La conversación saltaba entonces de Herodoto al Rapto de Las Sabinas con la misma soltura que en la mesa contigua un camarero limpiaba de espinas un rodaballo.
–Conocer la Historia es como aliñar una ensalada –sentenció. Hay que revolverla con cuidado para no desbaratar la lectura del aceite deslizándose por los lomos de una lechuga.
–Por eso la verdad requiere tanta delicadeza –afirmé mientras oteaba el cielo por un resquicio de la ventana.
–¿Qué sería entonces del futuro si un buldogzer hubiese excavado Pompeya?
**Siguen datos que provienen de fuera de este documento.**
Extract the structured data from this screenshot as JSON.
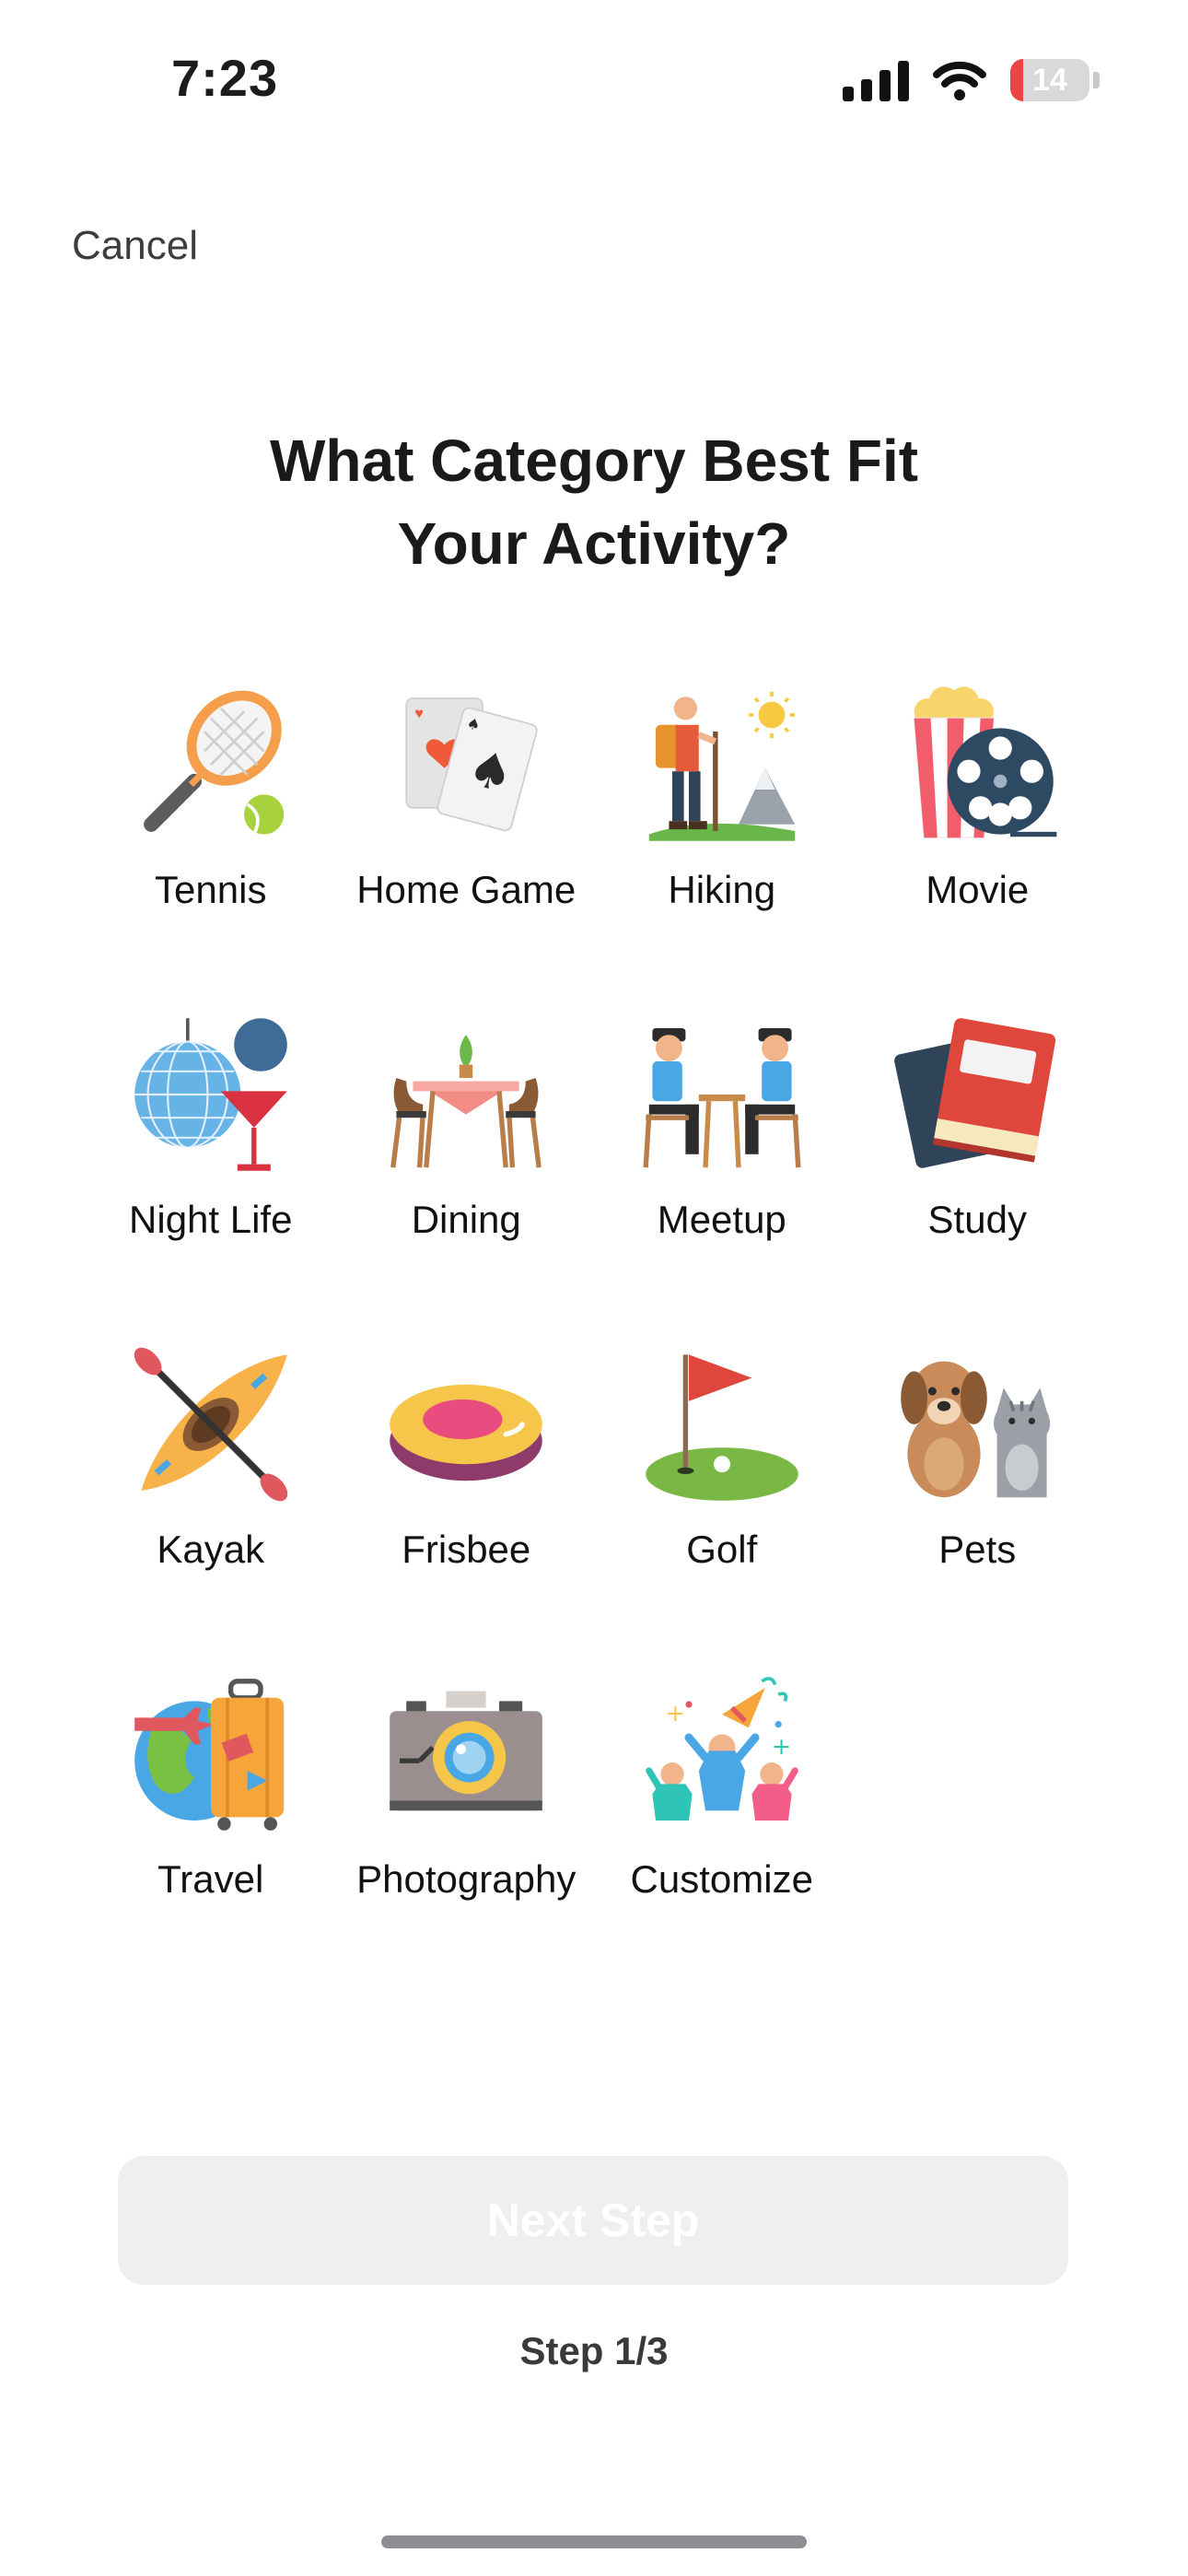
{
  "status": {
    "time": "7:23",
    "battery": "14",
    "battery_color": "#eb4646"
  },
  "header": {
    "cancel_label": "Cancel"
  },
  "title_line1": "What Category Best Fit",
  "title_line2": "Your Activity?",
  "categories": [
    {
      "label": "Tennis",
      "icon": "tennis-icon"
    },
    {
      "label": "Home Game",
      "icon": "playing-cards-icon"
    },
    {
      "label": "Hiking",
      "icon": "hiker-icon"
    },
    {
      "label": "Movie",
      "icon": "film-reel-popcorn-icon"
    },
    {
      "label": "Night Life",
      "icon": "disco-ball-cocktail-icon"
    },
    {
      "label": "Dining",
      "icon": "dining-table-icon"
    },
    {
      "label": "Meetup",
      "icon": "meetup-people-icon"
    },
    {
      "label": "Study",
      "icon": "books-icon"
    },
    {
      "label": "Kayak",
      "icon": "kayak-icon"
    },
    {
      "label": "Frisbee",
      "icon": "frisbee-icon"
    },
    {
      "label": "Golf",
      "icon": "golf-flag-icon"
    },
    {
      "label": "Pets",
      "icon": "dog-cat-icon"
    },
    {
      "label": "Travel",
      "icon": "globe-luggage-icon"
    },
    {
      "label": "Photography",
      "icon": "camera-icon"
    },
    {
      "label": "Customize",
      "icon": "party-people-icon"
    }
  ],
  "footer": {
    "next_label": "Next Step",
    "step_label": "Step 1/3"
  }
}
Por cierto, ¿has probado la pasta de sésamo? Dicen que aquí hacen una mezcla de nueces y almendras y luego aderezan todo con las semillas de un ajonjolí muy especial, uno que crece a los pies de un anfiteatro romano de Liguria.
Entretanto llegó el rodaballo, desnudo, como llegan tantas cosas en la vida, y fue precisamente ese equívoco desamparo el que nos sorprendía al estallarnos en la boca toda la fuerza del Mediterráneo. Entonces uno podía visitar los bajos de Europa saltando de isla en isla, aliviar la canícula en una alberca a los pies del Ateneo, o escudriñar el horizonte al atardecer mientras el sol anaranjado del Líbano se acomodaba en una alfombra imprecisa de cedros.
Así, en ese mismo sosiego proseguimos con el vino que ya no parecía un Raimat sino un caldo rubicundo y rojo, como aquellos fastuosos vinos de Chipre, siempre perfumados con resinas. Hablamos luego de las hierbas que hicieron política, del opocárpaso, del zumo de la thapsai, del eléboro y la ixia; hablamos también de los tratados antiguos que frecuentaban el arte del suicidio con áspid, hablamos de la traición, de la venganza, del incesto. Alguno de los dos habló después de Cayo Mario –un impresentable que odiaba el pescado– y de la guerra; hablamos de la torta de jengibre, de los huevos fritos y de Cornelio Sila, aquel embajador de Roma que logró imponer la paz al rey de los númidas –Yugurta el Grande– mientras éste sorbía con desgana un enorme tazón de leche.
Y así llegamos al final esperando una moraleja, acaso algo de Sherezade, no sé, un pasaje de Las mil y una noches o quizás una declaración de principios, algo en definitiva para olvidar las falacias de esta primavera. Pero no pasó nada, acaso Tiberio, que de morabito y oro, pasó ante nosotros con un racimo de dátiles mientras de nuevo un cuatrimotor seguía arando el cielo durante la sobremesa.
–A las fuentes amigo, a las fuentes –señaló Rosendo. Y la próxima vez le haremos los honores a Cornelio Sila –añadió. Tendremos que probar el sésamo de ajonjolí y las berenjenas fritas en un rebozo de miel, pero me temo querido colega, que allí las copas nunca tintinearán al paso de las camareras.